Methods: We selected 839 β-amyloid (Aβ)-positive participants with normal cognition (NC, n = 175), mild cognitive impairment (MCI, n = 437), or AD dementia (n = 227) from the Alzheimer's Disease Neuroimaging Initiative (ADNI). CR was quantified using standardized residuals (W scores) from a (covariate-adjusted) linear regression with global cognition (13-item Alzheimer's Disease Assessment Scale-cognitive subscale) as an independent variable of interest, and either gray matter volumes or white matter hyperintensity volume as dependent variables. These W scores, reflecting whether an individual's degree of cerebral damage is lower or higher than clinically expected, were tested as predictors of diagnostic conversion (i.e., NC to MCI/AD dementia, or MCI to AD dementia) and longitudinal changes in memory (ADNI-MEM) and executive functions (ADNI-EF).

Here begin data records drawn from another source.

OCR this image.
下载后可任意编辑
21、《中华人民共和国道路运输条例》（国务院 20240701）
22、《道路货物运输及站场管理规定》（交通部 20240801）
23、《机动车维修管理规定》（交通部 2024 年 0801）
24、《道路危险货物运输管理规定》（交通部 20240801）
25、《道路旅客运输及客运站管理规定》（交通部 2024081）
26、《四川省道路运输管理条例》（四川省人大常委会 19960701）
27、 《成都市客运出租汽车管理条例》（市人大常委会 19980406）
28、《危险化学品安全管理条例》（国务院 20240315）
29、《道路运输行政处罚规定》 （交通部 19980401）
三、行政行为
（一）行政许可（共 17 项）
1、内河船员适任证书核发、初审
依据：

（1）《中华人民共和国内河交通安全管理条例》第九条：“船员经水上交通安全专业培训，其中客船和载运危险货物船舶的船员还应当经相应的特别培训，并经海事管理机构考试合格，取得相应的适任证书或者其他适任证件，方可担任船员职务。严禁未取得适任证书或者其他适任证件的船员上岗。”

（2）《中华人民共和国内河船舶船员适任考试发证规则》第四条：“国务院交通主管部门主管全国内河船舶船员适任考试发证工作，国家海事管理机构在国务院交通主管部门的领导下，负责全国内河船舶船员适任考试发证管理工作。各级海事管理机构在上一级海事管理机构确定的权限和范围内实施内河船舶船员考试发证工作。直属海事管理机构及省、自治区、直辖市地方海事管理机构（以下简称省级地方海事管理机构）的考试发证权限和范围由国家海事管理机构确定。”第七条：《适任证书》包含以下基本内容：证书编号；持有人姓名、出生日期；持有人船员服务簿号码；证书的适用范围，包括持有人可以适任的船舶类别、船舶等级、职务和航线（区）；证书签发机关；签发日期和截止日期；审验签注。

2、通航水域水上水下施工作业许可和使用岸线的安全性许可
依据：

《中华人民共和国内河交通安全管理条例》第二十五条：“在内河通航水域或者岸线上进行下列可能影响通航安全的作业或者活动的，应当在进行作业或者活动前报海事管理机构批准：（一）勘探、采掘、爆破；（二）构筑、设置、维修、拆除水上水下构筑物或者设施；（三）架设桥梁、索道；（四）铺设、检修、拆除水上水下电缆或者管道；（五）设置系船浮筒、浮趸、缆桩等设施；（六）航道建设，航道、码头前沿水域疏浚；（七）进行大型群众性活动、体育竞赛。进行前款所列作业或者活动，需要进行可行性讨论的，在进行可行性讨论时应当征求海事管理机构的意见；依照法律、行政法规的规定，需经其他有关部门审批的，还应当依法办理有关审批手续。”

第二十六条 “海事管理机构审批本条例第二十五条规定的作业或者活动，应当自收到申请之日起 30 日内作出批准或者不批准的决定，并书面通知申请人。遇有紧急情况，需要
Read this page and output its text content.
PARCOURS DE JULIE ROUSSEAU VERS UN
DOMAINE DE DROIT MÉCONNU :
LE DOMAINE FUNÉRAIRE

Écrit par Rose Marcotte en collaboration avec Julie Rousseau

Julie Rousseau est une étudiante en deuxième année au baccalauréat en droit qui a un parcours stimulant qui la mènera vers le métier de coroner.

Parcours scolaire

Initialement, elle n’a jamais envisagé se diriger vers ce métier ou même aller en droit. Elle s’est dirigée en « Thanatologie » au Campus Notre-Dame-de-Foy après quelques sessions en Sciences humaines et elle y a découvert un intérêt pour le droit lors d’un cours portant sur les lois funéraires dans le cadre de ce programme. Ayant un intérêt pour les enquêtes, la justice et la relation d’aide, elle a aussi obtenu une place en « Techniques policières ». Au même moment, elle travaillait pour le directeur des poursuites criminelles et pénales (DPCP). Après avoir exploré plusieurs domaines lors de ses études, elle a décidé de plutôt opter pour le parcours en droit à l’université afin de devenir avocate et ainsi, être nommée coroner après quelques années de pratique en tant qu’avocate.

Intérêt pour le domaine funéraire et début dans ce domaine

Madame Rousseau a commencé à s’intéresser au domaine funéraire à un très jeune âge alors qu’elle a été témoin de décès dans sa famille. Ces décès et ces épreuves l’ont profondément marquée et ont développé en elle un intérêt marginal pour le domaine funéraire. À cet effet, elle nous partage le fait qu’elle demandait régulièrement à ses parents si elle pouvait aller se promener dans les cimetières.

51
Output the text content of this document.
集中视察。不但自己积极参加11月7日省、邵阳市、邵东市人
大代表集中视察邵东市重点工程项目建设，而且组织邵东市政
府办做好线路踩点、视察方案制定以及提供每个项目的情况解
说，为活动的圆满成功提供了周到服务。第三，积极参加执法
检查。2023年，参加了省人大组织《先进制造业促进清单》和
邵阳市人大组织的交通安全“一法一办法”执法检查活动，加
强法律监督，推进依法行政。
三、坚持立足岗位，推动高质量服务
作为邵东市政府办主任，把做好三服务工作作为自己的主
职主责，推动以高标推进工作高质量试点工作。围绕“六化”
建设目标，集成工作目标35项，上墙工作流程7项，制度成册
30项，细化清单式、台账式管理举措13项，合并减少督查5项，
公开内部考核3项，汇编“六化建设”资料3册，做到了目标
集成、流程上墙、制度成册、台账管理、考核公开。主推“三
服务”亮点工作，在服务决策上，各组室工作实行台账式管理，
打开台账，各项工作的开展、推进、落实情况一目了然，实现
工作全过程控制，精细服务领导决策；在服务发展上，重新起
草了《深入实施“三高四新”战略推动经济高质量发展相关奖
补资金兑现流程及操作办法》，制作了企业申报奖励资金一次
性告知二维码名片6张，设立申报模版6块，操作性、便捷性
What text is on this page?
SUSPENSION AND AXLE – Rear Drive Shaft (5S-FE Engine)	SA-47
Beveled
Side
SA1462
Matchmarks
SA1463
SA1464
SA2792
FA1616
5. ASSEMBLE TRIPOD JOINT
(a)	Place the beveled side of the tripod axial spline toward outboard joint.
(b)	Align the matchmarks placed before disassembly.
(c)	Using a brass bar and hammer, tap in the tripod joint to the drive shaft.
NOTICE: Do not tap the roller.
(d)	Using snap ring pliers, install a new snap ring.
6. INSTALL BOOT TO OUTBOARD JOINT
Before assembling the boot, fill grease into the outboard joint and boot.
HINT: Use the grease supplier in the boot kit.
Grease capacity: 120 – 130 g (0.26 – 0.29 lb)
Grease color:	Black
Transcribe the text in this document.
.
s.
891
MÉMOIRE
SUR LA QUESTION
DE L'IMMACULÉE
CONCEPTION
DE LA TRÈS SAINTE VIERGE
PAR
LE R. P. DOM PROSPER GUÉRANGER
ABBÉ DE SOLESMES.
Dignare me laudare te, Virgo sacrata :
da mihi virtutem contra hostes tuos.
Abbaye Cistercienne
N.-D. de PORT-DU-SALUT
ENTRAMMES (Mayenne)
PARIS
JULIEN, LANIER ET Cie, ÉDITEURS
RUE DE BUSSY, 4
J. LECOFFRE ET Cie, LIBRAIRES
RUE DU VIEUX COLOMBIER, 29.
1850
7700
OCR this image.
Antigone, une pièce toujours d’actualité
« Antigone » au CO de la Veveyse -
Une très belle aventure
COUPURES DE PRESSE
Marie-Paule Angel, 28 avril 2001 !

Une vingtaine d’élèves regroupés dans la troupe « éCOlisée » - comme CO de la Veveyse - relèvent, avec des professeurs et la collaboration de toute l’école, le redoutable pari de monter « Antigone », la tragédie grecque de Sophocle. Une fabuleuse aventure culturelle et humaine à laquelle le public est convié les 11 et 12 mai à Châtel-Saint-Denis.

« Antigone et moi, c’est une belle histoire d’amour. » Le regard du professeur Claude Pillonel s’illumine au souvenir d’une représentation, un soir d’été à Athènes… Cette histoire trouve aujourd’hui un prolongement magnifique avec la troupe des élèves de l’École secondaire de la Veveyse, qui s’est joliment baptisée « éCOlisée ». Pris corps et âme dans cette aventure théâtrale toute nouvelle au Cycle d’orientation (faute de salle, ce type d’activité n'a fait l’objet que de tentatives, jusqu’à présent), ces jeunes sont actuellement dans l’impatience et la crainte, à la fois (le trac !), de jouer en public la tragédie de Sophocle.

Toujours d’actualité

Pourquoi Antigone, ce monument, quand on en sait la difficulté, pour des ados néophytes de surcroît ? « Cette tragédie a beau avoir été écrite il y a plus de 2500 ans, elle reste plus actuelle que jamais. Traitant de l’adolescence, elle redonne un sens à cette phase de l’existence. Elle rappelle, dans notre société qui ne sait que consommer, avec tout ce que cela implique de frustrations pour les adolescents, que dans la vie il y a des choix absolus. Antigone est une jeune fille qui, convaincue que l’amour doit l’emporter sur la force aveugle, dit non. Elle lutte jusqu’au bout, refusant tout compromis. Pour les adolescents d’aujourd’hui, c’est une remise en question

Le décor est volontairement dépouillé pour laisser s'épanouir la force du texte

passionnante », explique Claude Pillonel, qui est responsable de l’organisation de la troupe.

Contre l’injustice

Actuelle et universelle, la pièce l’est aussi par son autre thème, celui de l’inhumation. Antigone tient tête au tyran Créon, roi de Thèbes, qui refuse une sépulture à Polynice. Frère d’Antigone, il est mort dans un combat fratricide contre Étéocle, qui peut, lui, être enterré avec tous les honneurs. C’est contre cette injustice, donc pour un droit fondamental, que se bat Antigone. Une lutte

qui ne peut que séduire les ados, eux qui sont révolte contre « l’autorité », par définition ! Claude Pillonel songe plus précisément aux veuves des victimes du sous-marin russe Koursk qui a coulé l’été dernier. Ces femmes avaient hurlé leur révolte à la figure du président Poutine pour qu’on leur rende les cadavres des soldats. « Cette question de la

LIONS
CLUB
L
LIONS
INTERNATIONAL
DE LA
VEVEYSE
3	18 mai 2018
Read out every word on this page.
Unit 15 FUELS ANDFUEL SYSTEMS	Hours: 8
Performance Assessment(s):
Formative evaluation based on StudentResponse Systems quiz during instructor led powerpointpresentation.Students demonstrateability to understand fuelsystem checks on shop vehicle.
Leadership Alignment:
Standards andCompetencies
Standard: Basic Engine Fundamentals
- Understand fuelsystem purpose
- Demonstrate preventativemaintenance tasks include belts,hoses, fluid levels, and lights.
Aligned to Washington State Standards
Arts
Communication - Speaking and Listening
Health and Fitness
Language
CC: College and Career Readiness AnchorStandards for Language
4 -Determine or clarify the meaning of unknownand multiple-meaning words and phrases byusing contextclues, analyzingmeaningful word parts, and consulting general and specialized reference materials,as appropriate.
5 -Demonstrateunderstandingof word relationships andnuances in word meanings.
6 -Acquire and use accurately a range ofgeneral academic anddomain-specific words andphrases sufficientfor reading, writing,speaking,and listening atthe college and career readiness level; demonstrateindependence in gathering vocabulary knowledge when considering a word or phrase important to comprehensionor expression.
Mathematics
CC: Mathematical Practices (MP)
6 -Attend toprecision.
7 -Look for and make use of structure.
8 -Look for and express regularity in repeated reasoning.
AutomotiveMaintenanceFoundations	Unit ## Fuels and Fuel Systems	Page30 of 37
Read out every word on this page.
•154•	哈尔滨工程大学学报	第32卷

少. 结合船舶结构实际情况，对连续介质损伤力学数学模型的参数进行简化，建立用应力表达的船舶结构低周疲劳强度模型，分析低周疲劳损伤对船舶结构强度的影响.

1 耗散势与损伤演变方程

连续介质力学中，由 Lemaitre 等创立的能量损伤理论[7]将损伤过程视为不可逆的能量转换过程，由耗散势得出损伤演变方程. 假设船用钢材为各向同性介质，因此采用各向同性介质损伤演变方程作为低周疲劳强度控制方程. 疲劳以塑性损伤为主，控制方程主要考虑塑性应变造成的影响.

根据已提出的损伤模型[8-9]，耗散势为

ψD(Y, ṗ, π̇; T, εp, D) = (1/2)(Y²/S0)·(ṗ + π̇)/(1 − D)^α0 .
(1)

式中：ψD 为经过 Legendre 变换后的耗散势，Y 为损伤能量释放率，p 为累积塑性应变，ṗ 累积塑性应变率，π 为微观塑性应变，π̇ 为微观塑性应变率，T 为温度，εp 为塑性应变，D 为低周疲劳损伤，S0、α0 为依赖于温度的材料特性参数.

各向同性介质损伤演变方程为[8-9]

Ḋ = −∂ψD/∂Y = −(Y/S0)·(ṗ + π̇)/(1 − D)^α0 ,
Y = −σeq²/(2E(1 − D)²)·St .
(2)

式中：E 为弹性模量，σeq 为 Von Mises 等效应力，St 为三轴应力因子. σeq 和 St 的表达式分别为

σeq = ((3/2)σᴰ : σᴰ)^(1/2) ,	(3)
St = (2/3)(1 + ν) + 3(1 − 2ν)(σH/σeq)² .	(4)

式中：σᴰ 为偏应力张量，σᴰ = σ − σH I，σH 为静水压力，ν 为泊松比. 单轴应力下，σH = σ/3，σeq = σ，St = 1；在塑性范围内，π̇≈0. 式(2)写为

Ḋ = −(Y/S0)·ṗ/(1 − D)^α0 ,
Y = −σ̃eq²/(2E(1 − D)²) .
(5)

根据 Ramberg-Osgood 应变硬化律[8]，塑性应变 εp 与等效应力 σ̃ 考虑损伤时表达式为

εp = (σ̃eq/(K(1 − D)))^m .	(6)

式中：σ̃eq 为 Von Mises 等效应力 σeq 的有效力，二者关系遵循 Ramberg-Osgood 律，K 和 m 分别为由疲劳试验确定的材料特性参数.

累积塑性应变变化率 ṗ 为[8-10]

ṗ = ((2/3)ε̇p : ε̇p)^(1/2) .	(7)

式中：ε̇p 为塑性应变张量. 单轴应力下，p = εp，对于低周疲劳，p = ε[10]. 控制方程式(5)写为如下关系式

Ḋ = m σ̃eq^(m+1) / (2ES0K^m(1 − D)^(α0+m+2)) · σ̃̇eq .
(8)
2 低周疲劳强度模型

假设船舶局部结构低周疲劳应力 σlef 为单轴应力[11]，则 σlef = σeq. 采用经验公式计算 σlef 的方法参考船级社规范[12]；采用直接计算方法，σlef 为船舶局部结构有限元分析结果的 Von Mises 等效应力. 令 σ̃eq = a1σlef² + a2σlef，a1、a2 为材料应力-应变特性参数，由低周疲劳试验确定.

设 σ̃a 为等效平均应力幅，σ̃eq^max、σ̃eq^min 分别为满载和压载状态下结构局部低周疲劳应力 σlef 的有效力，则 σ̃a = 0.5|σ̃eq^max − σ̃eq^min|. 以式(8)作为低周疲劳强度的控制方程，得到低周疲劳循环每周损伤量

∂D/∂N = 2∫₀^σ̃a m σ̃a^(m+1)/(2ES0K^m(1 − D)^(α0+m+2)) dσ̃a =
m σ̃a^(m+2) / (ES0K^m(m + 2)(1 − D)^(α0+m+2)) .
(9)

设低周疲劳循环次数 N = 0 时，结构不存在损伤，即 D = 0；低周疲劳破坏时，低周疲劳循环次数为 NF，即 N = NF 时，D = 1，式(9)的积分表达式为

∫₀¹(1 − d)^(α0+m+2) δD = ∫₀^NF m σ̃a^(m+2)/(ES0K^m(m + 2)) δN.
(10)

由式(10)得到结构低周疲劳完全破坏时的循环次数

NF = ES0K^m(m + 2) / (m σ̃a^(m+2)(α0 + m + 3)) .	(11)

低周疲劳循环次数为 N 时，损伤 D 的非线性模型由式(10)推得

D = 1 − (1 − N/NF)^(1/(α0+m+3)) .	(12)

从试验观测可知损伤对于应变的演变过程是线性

Results: The median follow-up period was 24 months (interquartile range 6-42). Corrected for age, sex, APOE4 status, and baseline cerebral damage, higher gray matter volume-based W scores (i.e., greater CR) were associated with a lower diagnostic conversion risk (hazard ratio [HR] 0.22, p < 0.001) and slower decline in memory (β = 0.48, p < 0.001) and executive function (β = 0.67, p < 0.001). Stratified by disease stage, we found similar results for NC (diagnostic conversion: HR 0.30, p = 0.038; ADNI-MEM: β = 0.52, p = 0.028; ADNI-EF: β = 0.42, p = 0.077) and MCI (diagnostic conversion: HR 0.21, p < 0.001; ADNI-MEM: β = 0.43, p = 0.003; ADNI-EF: β = 0.59, p < 0.001), but opposite findings (i.e., more rapid decline) for AD dementia (ADNI-MEM: β = -0.91, p = 0.002; ADNI-EF: β = -0.77, p = 0.081).
Conclusions: Among Aβ-positive individuals, greater CR related to attenuated clinical progression in predementia stages of AD, but accelerated cognitive decline after the onset of dementia.